August 15, 2012-The ATT DNS outage demonstrates the importance of real-time root cause diagnostics when monitoring Internet services. Intermittent ATT DNS errors were first detected at 5:23 AM PST by Dotcom-Monitor a full hour before AT&T reported the issue. The Dotcom-Monitor Minnesota node noted the issue and captured a diagnostic DNS trace at the time of error. Non-clients of Dotcom-Monitor can use a free DNS trace tool here to test if their domain is affected by selecting Trace Style “DNS”.
This piece of info was sent immediately to Dotcom-Monitor clients whose services were affected by the ATT DNS outage. This diagnostic gave Dotcom-Monitor clients immediate info that pinpointed the root cause of the issue without the need for additional troubleshooting. Dotcom-Monitor clients using ATT DNS made extremely fast, informed decisions, such as moving their DNS to another provider, or taking alternative measures to re-route traffic.
The DNS trace taken at the time of the 5:23 am PST clearly shows AT&T servers timing out to DNS query requests.
- A.ROOT-SERVERS.NET [198.41.0.4]: Type=NS [time 62 ms]
- L.GTLD-SERVERS.NET [192.41.162.30]: Type=NS [time 31 ms]
- cmtu.mt.ns.els-gms.att.net [12.127.16.69]: Type=NS [time 17628 ms] error Receive timeout.
- cbru.br.ns.els-gms.att.net [199.191.128.105]: Type=NS [time 17628 ms] error Receive timeout.
- A.ROOT-SERVERS.NET [198.41.0.4]: Type=NS [time 62 ms]
- E.GTLD-SERVERS.NET [192.12.94.30]: Type=NS [time 109 ms]
- cmtu.mt.ns.els-gms.att.net [12.127.16.69]: Type=NS [time 17628 ms] error Receive timeout.
- cbru.br.ns.els-gms.att.net [199.191.128.105]: Type=NS [time 17628 ms] error Receive timeout.
Trace complete.
These two bolded AT&T secondary DNS servers show the time out issue.
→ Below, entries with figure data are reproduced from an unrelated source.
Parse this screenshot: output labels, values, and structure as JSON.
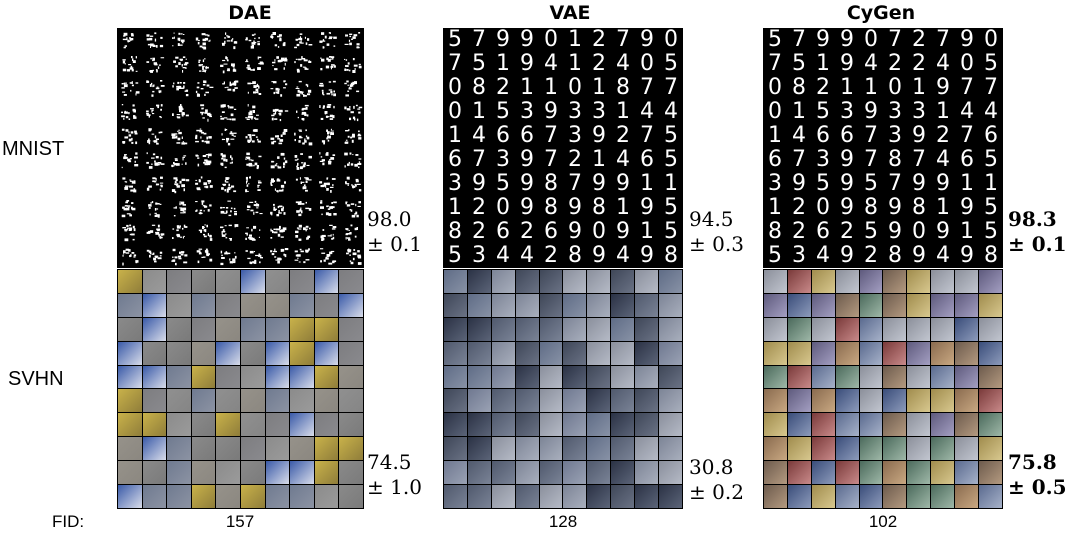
{
  "columns": [
    {
      "title": "DAE"
    },
    {
      "title": "VAE"
    },
    {
      "title": "CyGen"
    }
  ],
  "rows": [
    {
      "label": "MNIST"
    },
    {
      "label": "SVHN"
    }
  ],
  "mnist_digits": {
    "vae": [
      "5",
      "7",
      "9",
      "9",
      "0",
      "1",
      "2",
      "7",
      "9",
      "0",
      "7",
      "5",
      "1",
      "9",
      "4",
      "1",
      "2",
      "4",
      "0",
      "5",
      "0",
      "8",
      "2",
      "1",
      "1",
      "0",
      "1",
      "8",
      "7",
      "7",
      "0",
      "1",
      "5",
      "3",
      "9",
      "3",
      "3",
      "1",
      "4",
      "4",
      "1",
      "4",
      "6",
      "6",
      "7",
      "3",
      "9",
      "2",
      "7",
      "5",
      "6",
      "7",
      "3",
      "9",
      "7",
      "2",
      "1",
      "4",
      "6",
      "5",
      "3",
      "9",
      "5",
      "9",
      "8",
      "7",
      "9",
      "9",
      "1",
      "1",
      "1",
      "2",
      "0",
      "9",
      "8",
      "9",
      "8",
      "1",
      "9",
      "5",
      "8",
      "2",
      "6",
      "2",
      "6",
      "9",
      "0",
      "9",
      "1",
      "5",
      "5",
      "3",
      "4",
      "4",
      "2",
      "8",
      "9",
      "4",
      "9",
      "8"
    ],
    "cygen": [
      "5",
      "7",
      "9",
      "9",
      "0",
      "7",
      "2",
      "7",
      "9",
      "0",
      "7",
      "5",
      "1",
      "9",
      "4",
      "2",
      "2",
      "4",
      "0",
      "5",
      "0",
      "8",
      "2",
      "1",
      "1",
      "0",
      "1",
      "9",
      "7",
      "7",
      "0",
      "1",
      "5",
      "3",
      "9",
      "3",
      "3",
      "1",
      "4",
      "4",
      "1",
      "4",
      "6",
      "6",
      "7",
      "3",
      "9",
      "2",
      "7",
      "6",
      "6",
      "7",
      "3",
      "9",
      "7",
      "8",
      "7",
      "4",
      "6",
      "5",
      "3",
      "9",
      "5",
      "9",
      "5",
      "7",
      "9",
      "9",
      "1",
      "1",
      "1",
      "2",
      "0",
      "9",
      "8",
      "9",
      "8",
      "1",
      "9",
      "5",
      "8",
      "2",
      "6",
      "2",
      "5",
      "9",
      "0",
      "9",
      "1",
      "5",
      "5",
      "3",
      "4",
      "9",
      "2",
      "8",
      "9",
      "4",
      "9",
      "8"
    ]
  },
  "metrics": {
    "dae_mnist": {
      "mean": "98.0",
      "std": "± 0.1"
    },
    "vae_mnist": {
      "mean": "94.5",
      "std": "± 0.3"
    },
    "cygen_mnist": {
      "mean": "98.3",
      "std": "± 0.1"
    },
    "dae_svhn": {
      "mean": "74.5",
      "std": "± 1.0"
    },
    "vae_svhn": {
      "mean": "30.8",
      "std": "± 0.2"
    },
    "cygen_svhn": {
      "mean": "75.8",
      "std": "± 0.5"
    }
  },
  "fid": {
    "label": "FID:",
    "dae": "157",
    "vae": "128",
    "cygen": "102"
  }
}
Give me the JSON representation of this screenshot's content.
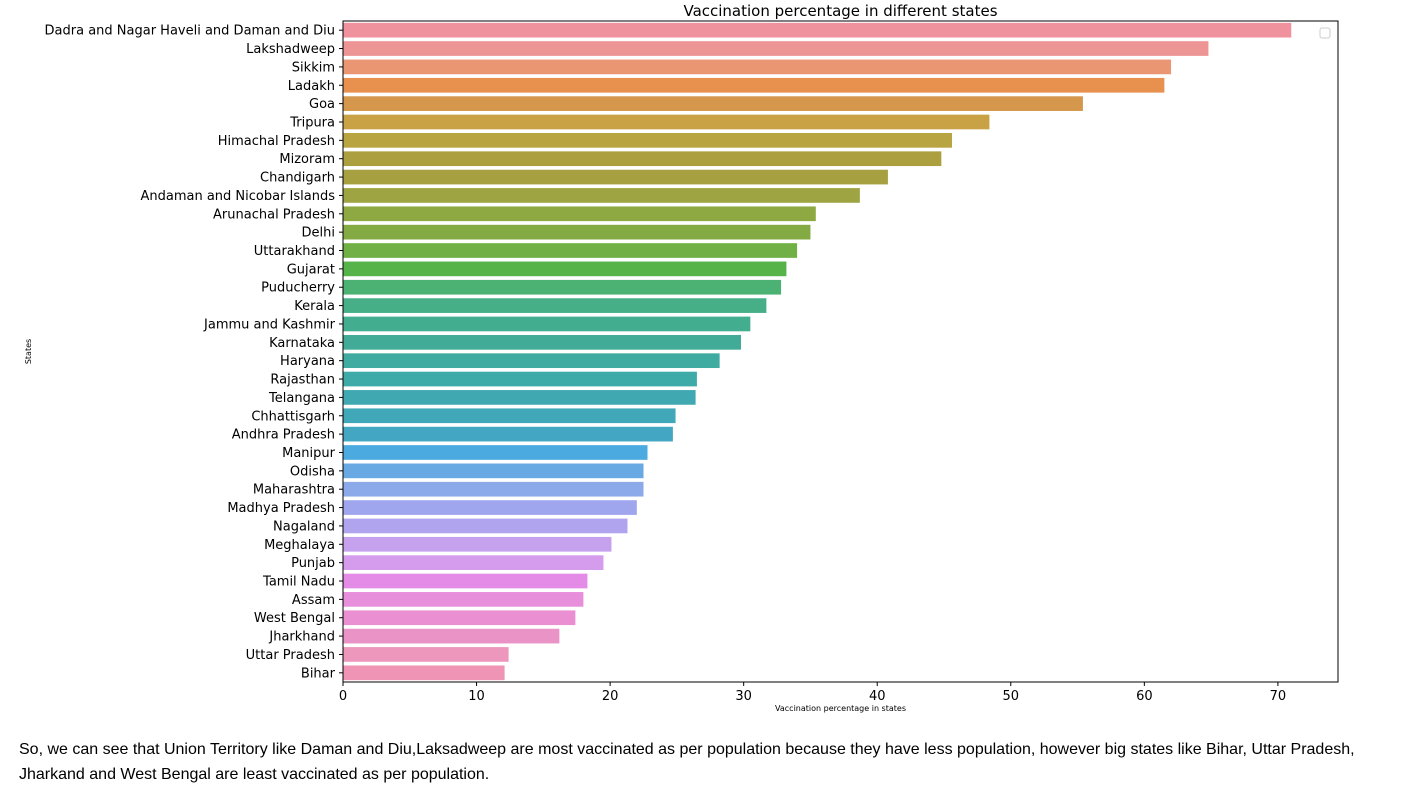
{
  "chart_data": {
    "type": "bar",
    "orientation": "horizontal",
    "title": "Vaccination percentage in different states",
    "xlabel": "Vaccination percentage in states",
    "ylabel": "States",
    "xlim": [
      0,
      74.5
    ],
    "xticks": [
      0,
      10,
      20,
      30,
      40,
      50,
      60,
      70
    ],
    "grid": false,
    "legend": "top-right (empty)",
    "categories": [
      "Dadra and Nagar Haveli and Daman and Diu",
      "Lakshadweep",
      "Sikkim",
      "Ladakh",
      "Goa",
      "Tripura",
      "Himachal Pradesh",
      "Mizoram",
      "Chandigarh",
      "Andaman and Nicobar Islands",
      "Arunachal Pradesh",
      "Delhi",
      "Uttarakhand",
      "Gujarat",
      "Puducherry",
      "Kerala",
      "Jammu and Kashmir",
      "Karnataka",
      "Haryana",
      "Rajasthan",
      "Telangana",
      "Chhattisgarh",
      "Andhra Pradesh",
      "Manipur",
      "Odisha",
      "Maharashtra",
      "Madhya Pradesh",
      "Nagaland",
      "Meghalaya",
      "Punjab",
      "Tamil Nadu",
      "Assam",
      "West Bengal",
      "Jharkhand",
      "Uttar Pradesh",
      "Bihar"
    ],
    "values": [
      71.0,
      64.8,
      62.0,
      61.5,
      55.4,
      48.4,
      45.6,
      44.8,
      40.8,
      38.7,
      35.4,
      35.0,
      34.0,
      33.2,
      32.8,
      31.7,
      30.5,
      29.8,
      28.2,
      26.5,
      26.4,
      24.9,
      24.7,
      22.8,
      22.5,
      22.5,
      22.0,
      21.3,
      20.1,
      19.5,
      18.3,
      18.0,
      17.4,
      16.2,
      12.4,
      12.1
    ],
    "colors": [
      "#f0929e",
      "#ed9594",
      "#ea9673",
      "#e8904e",
      "#d4974b",
      "#c8a245",
      "#b9a442",
      "#ac9f40",
      "#a7a041",
      "#9ea442",
      "#8ea942",
      "#83aa43",
      "#70b045",
      "#55b349",
      "#4cb274",
      "#46af87",
      "#43ad8f",
      "#42ab97",
      "#40aba0",
      "#3eaba9",
      "#3fa8b1",
      "#40a8b8",
      "#43a6c2",
      "#4baae0",
      "#68a8e3",
      "#8ca9ea",
      "#a0a6ee",
      "#b1a4ee",
      "#c6a2ee",
      "#d59bec",
      "#e38be6",
      "#e88fdc",
      "#ea90d2",
      "#ea93c6",
      "#ec97bb",
      "#ef94b4"
    ]
  },
  "caption": {
    "text": "So, we can see that Union Territory like Daman and Diu,Laksadweep are most vaccinated as per population because they have less population, however big states like Bihar, Uttar Pradesh, Jharkand and West Bengal are least vaccinated as per population."
  }
}
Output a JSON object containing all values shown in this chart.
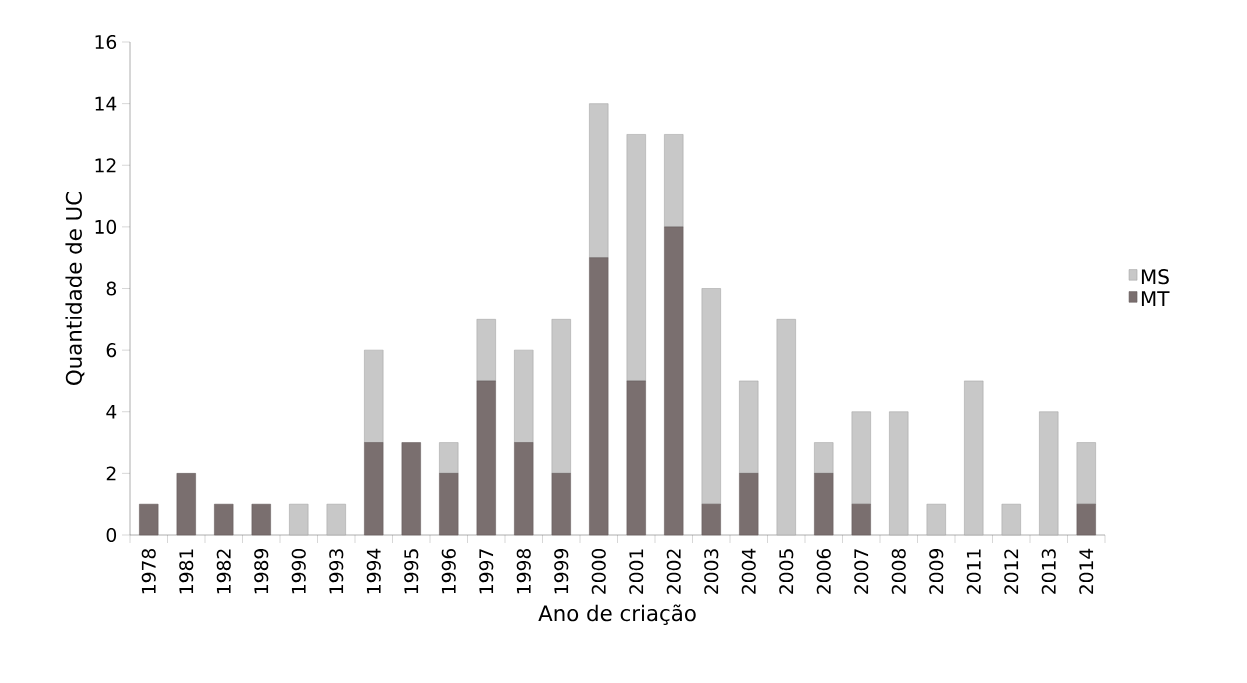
{
  "chart_data": {
    "type": "bar",
    "stacked": true,
    "xlabel": "Ano de criação",
    "ylabel": "Quantidade de UC",
    "categories": [
      "1978",
      "1981",
      "1982",
      "1989",
      "1990",
      "1993",
      "1994",
      "1995",
      "1996",
      "1997",
      "1998",
      "1999",
      "2000",
      "2001",
      "2002",
      "2003",
      "2004",
      "2005",
      "2006",
      "2007",
      "2008",
      "2009",
      "2011",
      "2012",
      "2013",
      "2014"
    ],
    "series": [
      {
        "name": "MT",
        "color": "#7a6f6f",
        "values": [
          1,
          2,
          1,
          1,
          0,
          0,
          3,
          3,
          2,
          5,
          3,
          2,
          9,
          5,
          10,
          1,
          2,
          0,
          2,
          1,
          0,
          0,
          0,
          0,
          0,
          1
        ]
      },
      {
        "name": "MS",
        "color": "#c8c8c8",
        "values": [
          0,
          0,
          0,
          0,
          1,
          1,
          3,
          0,
          1,
          2,
          3,
          5,
          5,
          8,
          3,
          7,
          3,
          7,
          1,
          3,
          4,
          1,
          5,
          1,
          4,
          2
        ]
      }
    ],
    "ylim": [
      0,
      16
    ],
    "yticks": [
      0,
      2,
      4,
      6,
      8,
      10,
      12,
      14,
      16
    ],
    "legend": "right"
  }
}
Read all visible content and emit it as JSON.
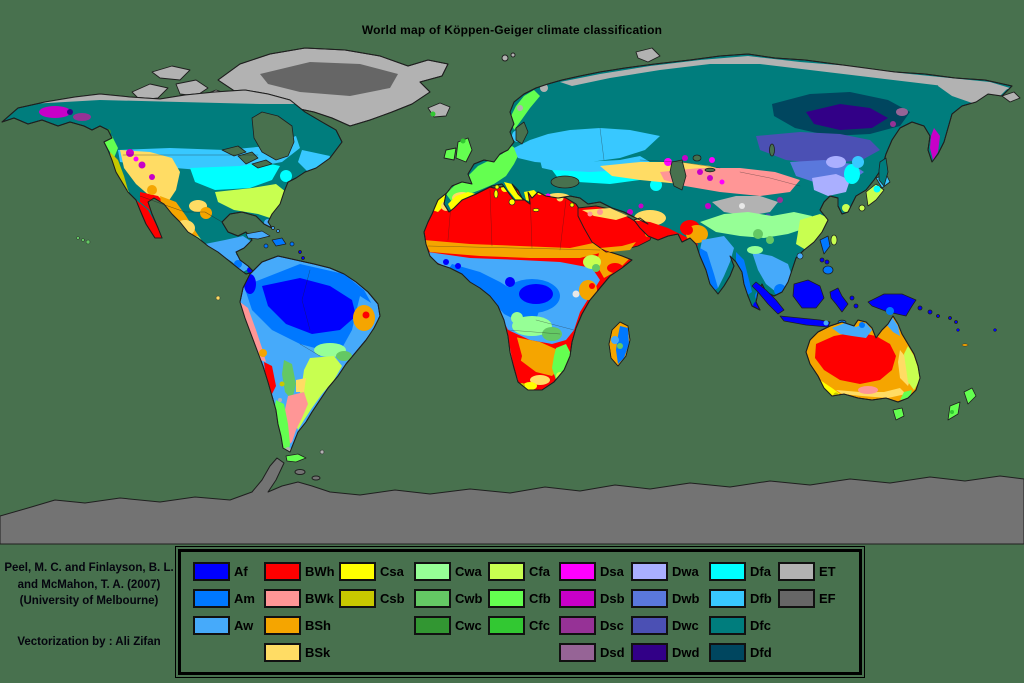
{
  "title": "World map of Köppen-Geiger climate classification",
  "attribution": {
    "line1": "Peel, M. C. and Finlayson, B. L.",
    "line2": "and McMahon, T. A. (2007)",
    "line3": "(University of Melbourne)",
    "vectorization": "Vectorization by : Ali Zifan"
  },
  "map_colors": {
    "ocean": "#48714E",
    "antarctica": "#737373",
    "lake": "#E8E8E8",
    "outline": "#1F1F1F"
  },
  "climate_colors": {
    "Af": "#0000FF",
    "Am": "#0078FF",
    "Aw": "#46AAFA",
    "BWh": "#FF0000",
    "BWk": "#FF9696",
    "BSh": "#F5A500",
    "BSk": "#FFDC64",
    "Csa": "#FFFF00",
    "Csb": "#C8C800",
    "Cwa": "#96FF96",
    "Cwb": "#64C864",
    "Cwc": "#329632",
    "Cfa": "#C8FF50",
    "Cfb": "#64FF50",
    "Cfc": "#32C832",
    "Dsa": "#FF00FF",
    "Dsb": "#C800C8",
    "Dsc": "#963296",
    "Dsd": "#966496",
    "Dwa": "#AAAFFF",
    "Dwb": "#5A78DC",
    "Dwc": "#4B50B4",
    "Dwd": "#320087",
    "Dfa": "#00FFFF",
    "Dfb": "#38C8FF",
    "Dfc": "#007D7D",
    "Dfd": "#00465F",
    "ET": "#B2B2B2",
    "EF": "#666666"
  },
  "legend": {
    "columns": [
      {
        "items": [
          "Af",
          "Am",
          "Aw"
        ]
      },
      {
        "items": [
          "BWh",
          "BWk",
          "BSh",
          "BSk"
        ]
      },
      {
        "items": [
          "Csa",
          "Csb"
        ]
      },
      {
        "items": [
          "Cwa",
          "Cwb",
          "Cwc"
        ]
      },
      {
        "items": [
          "Cfa",
          "Cfb",
          "Cfc"
        ]
      },
      {
        "items": [
          "Dsa",
          "Dsb",
          "Dsc",
          "Dsd"
        ]
      },
      {
        "items": [
          "Dwa",
          "Dwb",
          "Dwc",
          "Dwd"
        ]
      },
      {
        "items": [
          "Dfa",
          "Dfb",
          "Dfc",
          "Dfd"
        ]
      },
      {
        "items": [
          "ET",
          "EF"
        ]
      }
    ]
  }
}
ATT DNS server info based on: https://dpt.ip.att.net/dpt_helphome/dns_seczones.htm
The ATT DNS outage highlights the importance of not caching DNS while monitoring. Dotcom-Monitor uses a non-cache model for monitoring which means each instance of monitoring is “fresh” and completes a full DNS propagation. In many cases, monitoring services that cache DNS will not detect DNS outages, like the ATT DNS error. Moreover, Dotcom-Monitor also conducts automatic traceroutes at the time of a DNS error in order to uncover the specifics of DNS errors. This type of automatic DNS diagnostic is critical for pinpointing the DNS outage and speeding up the time-to-repair, which reduces the cost of DNS outage downtime.